Before installing an above ground or in-ground swimming pool in your yard – especially if you have a septic system on your property – it’s critically important to be aware of the importance of getting the proper permits and adhering to code regulations.
When requesting permits to install a swimming pool, the Connecticut Health Department will determine whether or not to grant a permit based on two separate considerations:
- If you have the necessary distance between the anticipated pool and septic system
- Restrictions the pool installation could cause in the event your septic system is in need of repairs in the future
Take a look at what not to do!
Obviously, the proper code regulations were not followed. This is a nightmare job for a septic company.
Septic System & Pool Distances
The CT Public Health Code details the separation distances between your septic system and your swimming pool. The distance for an above-ground pool is 10 feet and the distance for an in-ground pool is 25 feet. Therefore, swimming pool installation permits must contain a site plan displaying the location of the septic system, the projected location of the pool, and the distance between the two. You should know, however, that the septic tank does not make up the complete septic system. The leaching system is considerably larger and takes up more real estate than the septic tank alone — it must also be included in the site plan.

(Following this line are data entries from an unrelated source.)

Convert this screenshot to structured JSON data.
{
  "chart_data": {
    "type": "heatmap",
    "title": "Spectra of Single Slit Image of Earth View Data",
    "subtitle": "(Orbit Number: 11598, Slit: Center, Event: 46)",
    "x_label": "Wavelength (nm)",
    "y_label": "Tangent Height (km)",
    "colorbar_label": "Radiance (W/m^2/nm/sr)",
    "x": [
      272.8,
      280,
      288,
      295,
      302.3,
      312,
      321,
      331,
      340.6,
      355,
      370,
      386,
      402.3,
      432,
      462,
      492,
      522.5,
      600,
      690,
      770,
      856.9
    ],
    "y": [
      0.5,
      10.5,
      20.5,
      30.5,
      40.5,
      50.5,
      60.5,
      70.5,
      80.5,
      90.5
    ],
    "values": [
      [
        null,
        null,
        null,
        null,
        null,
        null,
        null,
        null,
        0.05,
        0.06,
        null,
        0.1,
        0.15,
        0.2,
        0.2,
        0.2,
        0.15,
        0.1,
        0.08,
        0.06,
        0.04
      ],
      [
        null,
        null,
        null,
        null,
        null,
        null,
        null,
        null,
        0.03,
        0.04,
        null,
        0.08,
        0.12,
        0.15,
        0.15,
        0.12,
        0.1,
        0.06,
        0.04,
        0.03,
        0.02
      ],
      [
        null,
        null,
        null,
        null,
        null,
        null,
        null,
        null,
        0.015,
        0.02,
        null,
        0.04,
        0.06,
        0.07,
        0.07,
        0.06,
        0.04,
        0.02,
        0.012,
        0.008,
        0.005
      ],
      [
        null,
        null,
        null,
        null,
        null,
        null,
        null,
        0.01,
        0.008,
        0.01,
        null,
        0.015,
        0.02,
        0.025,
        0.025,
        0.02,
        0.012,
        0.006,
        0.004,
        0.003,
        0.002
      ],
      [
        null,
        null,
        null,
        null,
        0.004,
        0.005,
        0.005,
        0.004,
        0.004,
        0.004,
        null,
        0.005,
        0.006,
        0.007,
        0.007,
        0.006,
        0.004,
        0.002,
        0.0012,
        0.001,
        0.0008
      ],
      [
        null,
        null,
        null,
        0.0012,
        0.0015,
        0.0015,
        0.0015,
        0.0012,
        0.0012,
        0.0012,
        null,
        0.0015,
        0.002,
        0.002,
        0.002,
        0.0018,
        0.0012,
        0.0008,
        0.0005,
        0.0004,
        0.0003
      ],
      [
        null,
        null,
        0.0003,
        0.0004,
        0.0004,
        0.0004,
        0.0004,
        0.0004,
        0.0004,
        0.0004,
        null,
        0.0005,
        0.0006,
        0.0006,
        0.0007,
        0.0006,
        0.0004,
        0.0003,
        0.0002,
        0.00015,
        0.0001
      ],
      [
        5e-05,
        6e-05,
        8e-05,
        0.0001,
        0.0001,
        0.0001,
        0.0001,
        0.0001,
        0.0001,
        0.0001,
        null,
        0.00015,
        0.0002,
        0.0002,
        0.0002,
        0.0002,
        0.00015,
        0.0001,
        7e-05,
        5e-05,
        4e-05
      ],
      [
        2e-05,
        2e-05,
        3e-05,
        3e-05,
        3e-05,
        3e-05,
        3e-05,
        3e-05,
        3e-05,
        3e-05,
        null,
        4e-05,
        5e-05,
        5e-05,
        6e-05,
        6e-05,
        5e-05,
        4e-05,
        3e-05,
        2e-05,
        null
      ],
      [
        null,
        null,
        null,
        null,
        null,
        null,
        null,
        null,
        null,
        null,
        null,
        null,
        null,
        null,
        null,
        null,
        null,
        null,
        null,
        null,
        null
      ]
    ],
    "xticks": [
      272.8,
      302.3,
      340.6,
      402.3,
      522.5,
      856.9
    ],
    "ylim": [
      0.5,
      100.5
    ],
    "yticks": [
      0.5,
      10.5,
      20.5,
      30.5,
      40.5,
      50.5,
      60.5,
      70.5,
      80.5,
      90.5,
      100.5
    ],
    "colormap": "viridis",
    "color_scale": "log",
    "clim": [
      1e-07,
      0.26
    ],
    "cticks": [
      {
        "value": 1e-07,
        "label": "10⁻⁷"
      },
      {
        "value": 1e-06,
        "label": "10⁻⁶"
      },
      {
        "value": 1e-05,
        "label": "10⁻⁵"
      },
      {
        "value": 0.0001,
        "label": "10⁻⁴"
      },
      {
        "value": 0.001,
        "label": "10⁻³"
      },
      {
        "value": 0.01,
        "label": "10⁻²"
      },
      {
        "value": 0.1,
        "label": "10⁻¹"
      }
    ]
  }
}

If you do not know the location of your septic system, most can be found on “as-built” drawings that should have been done at the time the septic system was built. These documents are typically accessible at the town hall where you live. Keep in mind that these drawings are not to scale, but the measurements should be correct. Once obtained, you can use these measurements to field locate your system. If there is no as-built record of your system location, you will need the assistance of a licensed septic system contractor.
Prior to granting a permit for pool installation, the CT Department of Health will ask the following question:
When construction is complete, will there be adequate room on your property, and suitable soil conditions to construct a septic system which meets all parts of the Public Health Code?
If the answer is a definite yes, the permit will be approved. If not, there may be a need for an on-site visit by the Health Department. If at that visit they do not find the required information, soil testing will more than likely have to be done. If the code complying area still can’t be determined, the permit will not be approved.